A população em geral precisa se manifestar. Eu não vejo manifestação dos estudantes contra o marco temporal, por exemplo. Eu não vejo as pessoas que lutam pelo meio ambiente lutar contra o marco temporal, contra a PL 2903, os projetos de lei da destruição, isso está acontecendo em Brasília. E a tese do Alexandre de Morais é muito ruim, porque acaba defendendo a indenização dos ruralistas.

Você ganhou essa grande premiação no começo do ano, o Prêmio Goldman, por ter conseguido fazer com que uma grande mineradora desistisse de explorar sua região. Como foi receber esse prêmio?

A gente nunca espera nada. A única coisa que a gente espera é defender nosso território e respeitar nossos direitos. Mas foi uma felicidade muito grande quando a Anglo América, a mineradora, desistiu de explorar nosso território. Eram muitos ataques. Mas quando o prêmio veio, eu fiquei me perguntando: mas por quê? E eu fui percebendo que mais gente de fora estava nos vendo também, está observando que nós existimos, que somos importantes. Uma jornalista perguntou como conseguimos barrar uma mineradora tão poderosa. E eu respondi que poderosas somos nós, porque nós temos o rio, nós temos floresta, temos povo. Não importa quem sejam os poderosos que querem nos destruir, nós vamos nos defender com nosso corpo, com o nosso cântico, com a nossa pintura e não vamos sair daqui.

Com tantos ataques pessoais, ameaças ao seu povo, aos seus direitos e ainda com os efeitos que percebemos no mundo inteiro de tanta destruição, você ainda consegue ser otimista?

Eu tenho muita esperança porque estou fazendo a minha parte. Só que sozinho nosso povo não dá conta, precisamos da população. Os países que compram ouro, madeira, carne, soja também têm que se preocupar. É preciso evitar comprar soja, comer carne ou comprar carne que vem do desmatamento, evitar usar ouro muito, comprar madeira de desmatamento. Mas tenho muita esperança principalmente nas crianças. Elas são o futuro. A criança precisa ser ouvida. Por isso que aonde quer que eu vá, eu converso com as crianças.

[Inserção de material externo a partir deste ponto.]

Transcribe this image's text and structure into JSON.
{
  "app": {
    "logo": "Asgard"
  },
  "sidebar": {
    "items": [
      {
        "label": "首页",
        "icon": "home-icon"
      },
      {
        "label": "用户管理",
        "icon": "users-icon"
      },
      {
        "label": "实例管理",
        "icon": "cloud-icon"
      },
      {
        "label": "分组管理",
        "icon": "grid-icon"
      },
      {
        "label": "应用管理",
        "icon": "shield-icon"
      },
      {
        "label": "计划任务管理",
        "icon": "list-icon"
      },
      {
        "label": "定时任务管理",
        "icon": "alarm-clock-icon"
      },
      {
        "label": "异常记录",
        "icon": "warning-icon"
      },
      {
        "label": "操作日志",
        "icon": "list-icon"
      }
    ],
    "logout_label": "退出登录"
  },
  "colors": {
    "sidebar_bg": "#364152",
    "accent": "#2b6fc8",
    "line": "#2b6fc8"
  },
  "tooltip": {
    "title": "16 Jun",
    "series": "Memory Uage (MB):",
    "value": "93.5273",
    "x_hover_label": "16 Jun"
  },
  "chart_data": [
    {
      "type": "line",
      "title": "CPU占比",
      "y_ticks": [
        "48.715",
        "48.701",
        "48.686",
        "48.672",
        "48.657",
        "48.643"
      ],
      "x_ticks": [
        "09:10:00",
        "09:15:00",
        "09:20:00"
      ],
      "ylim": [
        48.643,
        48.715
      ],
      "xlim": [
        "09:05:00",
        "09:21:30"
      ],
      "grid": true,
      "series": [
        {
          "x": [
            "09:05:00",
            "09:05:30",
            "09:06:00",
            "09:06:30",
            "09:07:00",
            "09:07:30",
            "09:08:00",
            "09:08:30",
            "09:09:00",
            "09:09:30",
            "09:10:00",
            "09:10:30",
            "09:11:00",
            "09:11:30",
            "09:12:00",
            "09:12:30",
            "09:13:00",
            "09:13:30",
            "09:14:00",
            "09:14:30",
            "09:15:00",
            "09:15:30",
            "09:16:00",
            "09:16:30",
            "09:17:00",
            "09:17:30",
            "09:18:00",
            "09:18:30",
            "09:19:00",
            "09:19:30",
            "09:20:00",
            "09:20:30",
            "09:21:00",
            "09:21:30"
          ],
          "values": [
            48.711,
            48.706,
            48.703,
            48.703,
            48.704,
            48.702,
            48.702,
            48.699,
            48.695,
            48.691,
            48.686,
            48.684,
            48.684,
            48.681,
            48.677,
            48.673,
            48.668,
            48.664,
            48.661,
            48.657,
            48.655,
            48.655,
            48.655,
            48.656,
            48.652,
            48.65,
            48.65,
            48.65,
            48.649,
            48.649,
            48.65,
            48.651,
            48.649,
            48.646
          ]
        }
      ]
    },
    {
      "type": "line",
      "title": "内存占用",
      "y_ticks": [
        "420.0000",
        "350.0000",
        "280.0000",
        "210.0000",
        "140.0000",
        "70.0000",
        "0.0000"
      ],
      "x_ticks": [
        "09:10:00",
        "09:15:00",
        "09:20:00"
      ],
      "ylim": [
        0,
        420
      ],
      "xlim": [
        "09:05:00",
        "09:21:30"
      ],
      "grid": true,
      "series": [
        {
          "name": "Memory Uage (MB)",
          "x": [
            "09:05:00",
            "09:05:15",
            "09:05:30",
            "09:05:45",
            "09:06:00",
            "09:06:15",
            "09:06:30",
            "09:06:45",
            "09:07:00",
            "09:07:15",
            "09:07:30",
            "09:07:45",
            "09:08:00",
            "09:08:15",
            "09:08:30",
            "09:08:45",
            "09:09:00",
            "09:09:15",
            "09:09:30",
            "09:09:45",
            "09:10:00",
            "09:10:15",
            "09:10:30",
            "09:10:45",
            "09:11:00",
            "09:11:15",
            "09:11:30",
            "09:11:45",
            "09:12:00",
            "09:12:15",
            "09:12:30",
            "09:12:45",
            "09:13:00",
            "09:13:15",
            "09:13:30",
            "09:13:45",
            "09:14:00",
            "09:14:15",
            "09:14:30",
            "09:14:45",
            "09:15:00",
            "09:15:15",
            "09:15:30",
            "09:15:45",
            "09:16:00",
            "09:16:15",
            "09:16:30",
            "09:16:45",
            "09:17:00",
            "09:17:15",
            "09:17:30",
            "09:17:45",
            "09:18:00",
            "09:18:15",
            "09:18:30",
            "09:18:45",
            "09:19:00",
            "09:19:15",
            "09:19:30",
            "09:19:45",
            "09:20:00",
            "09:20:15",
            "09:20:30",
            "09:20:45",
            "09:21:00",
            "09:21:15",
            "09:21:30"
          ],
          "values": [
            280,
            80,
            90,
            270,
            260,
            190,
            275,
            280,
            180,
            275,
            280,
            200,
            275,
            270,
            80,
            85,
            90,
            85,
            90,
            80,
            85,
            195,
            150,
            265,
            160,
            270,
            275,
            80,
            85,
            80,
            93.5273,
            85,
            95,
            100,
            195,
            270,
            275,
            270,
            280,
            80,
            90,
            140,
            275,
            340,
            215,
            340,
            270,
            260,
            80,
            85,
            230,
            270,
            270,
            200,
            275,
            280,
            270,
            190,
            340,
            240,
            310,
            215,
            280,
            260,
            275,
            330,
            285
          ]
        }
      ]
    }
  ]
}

Por causa da militância, você fica bastante tempo afastada de sua aldeia. Mora em Santarém para fazer faculdade de direito e viaja bastante, inclusive para fora do país. Essa rotina te agrada ou você preferia estar em sua comunidade?

Eu preferia andar livre. Mas, depois que eu vi o impacto do que eu faço na minha aldeia, percebi que a minha luta não é só lá dentro da aldeia, mas também fora. Antes, eu era professora, dava aula para as crianças, gostava muito de ir pro mato, de trabalhar com artesanato. Quando vou para a aldeia e invento de pescar, eu amo o rio, fico ali viajando muito, viajo nas histórias, penso em como seria se não tivesse essas invasões. Tenho muito isso dentro de mim.